Wednesday, May 8, 2019

A balancing act

Writers sit and write – for a long time. What do you do to stop yourself becoming welded to your writing seat?

by Dietrich

At times it’s more a question of how can I keep myself welded to the chair. Distractions come in many forms, furry friends who want attention or food, ringing phones, questions that can’t wait, noises from outside, all that real-life stuff. And sometimes it’s the temptation of a little social media when I’m writing, and I feel like coming up for a little air. Next thing, a half hour’s gone by and good writing time’s lost. I’m not that rigid about it, but a little self-discipline comes in handy. Then there are those times when everything just lines up and I just keep writing; I stay focused, everything clicks along, and I can keep going for hours.

On a good day, I jump right in and get lost in the story, working through just about any kind of distraction. It’s like entering a world I’ve created, one I want to be in for a while, writing as long as the energy, and the rhythm stays with me. And I guess it’s also good to know when it’s gone and it’s time to quit.

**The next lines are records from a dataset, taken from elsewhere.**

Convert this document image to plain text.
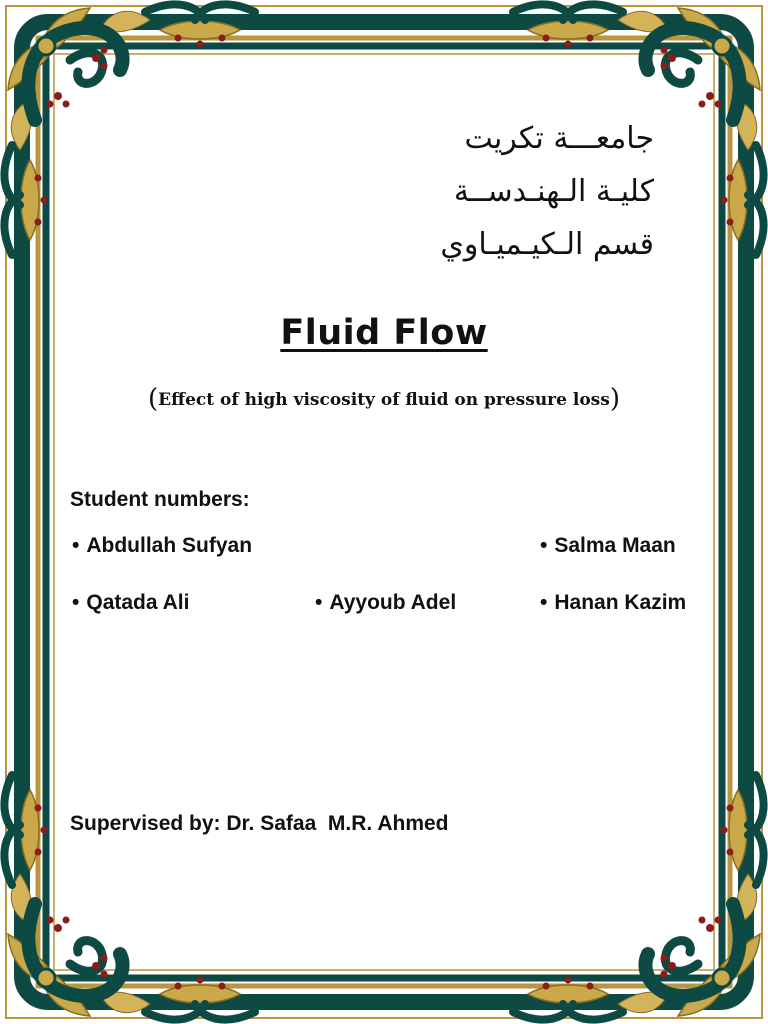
جامعـــة تكريت
كليـة الـهنـدســة
قسم الـكيـميـاوي
Fluid Flow
(Effect of high viscosity of fluid on pressure loss)
Student numbers:
• Abdullah Sufyan	• Salma Maan
• Qatada Ali	• Ayyoub Adel	• Hanan Kazim
Supervised by: Dr. Safaa  M.R. Ahmed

I generally write at my best during the early part of the day, so that’s when I try to stay welded to the chair. By the afternoon I’m usually done, and that peak energy’s not there anymore. Sometimes I get a second wind by early evening, and I get a little more done.

A good set-up helps. A quiet room with a window with a peaceful view works best. And I like my desk facing south, getting lots of light, and I prefer the door shut and the music on. There are times I like a change of scenery, trying something different. Sometimes I like writing on lined paper in a busy place, like an airport waiting terminal, or on a moving train.

“You need three things to become a successful novelist: talent, luck and discipline. Discipline is the one element of those three things that you can control, and so that is the one that you have to focus on controlling, and you just have to hope and trust in the other two.” Michael Chabon 

It’s important to remember that there’s more to life than just writing. I do have other interests, and there are people in my life that I like to spend time with. And there are the furry kids. All of that keeps me from getting welded to the chair. Some things I do often, other things I wish I had more time to do, but generally, it’s about keeping a balance.


Paul D. Marks said...

I think you hit the nail on the head when you say it's all about balance.

Frank Zafiro said...

It's interesting to me how varied writers' processes are... Some are rigid and disciplined, some far less so. Never having been one to be able to have a fixed schedule early on due the real world schedule being fluid (police work is like that), I became more a block writer. Write when you can in as big a block as you can. Even though I try to be more of an on-pace, scheduled writer now, those old habits seem to rule. Some days are long and fruitful, some are short and sweet. Some are mauled by distractions.

I need some of that Dietrich balance!

Dietrich Kalteis said...

Thanks, Paul and Frank. Yeah, some days I feel like I could use a little more of that balance myself.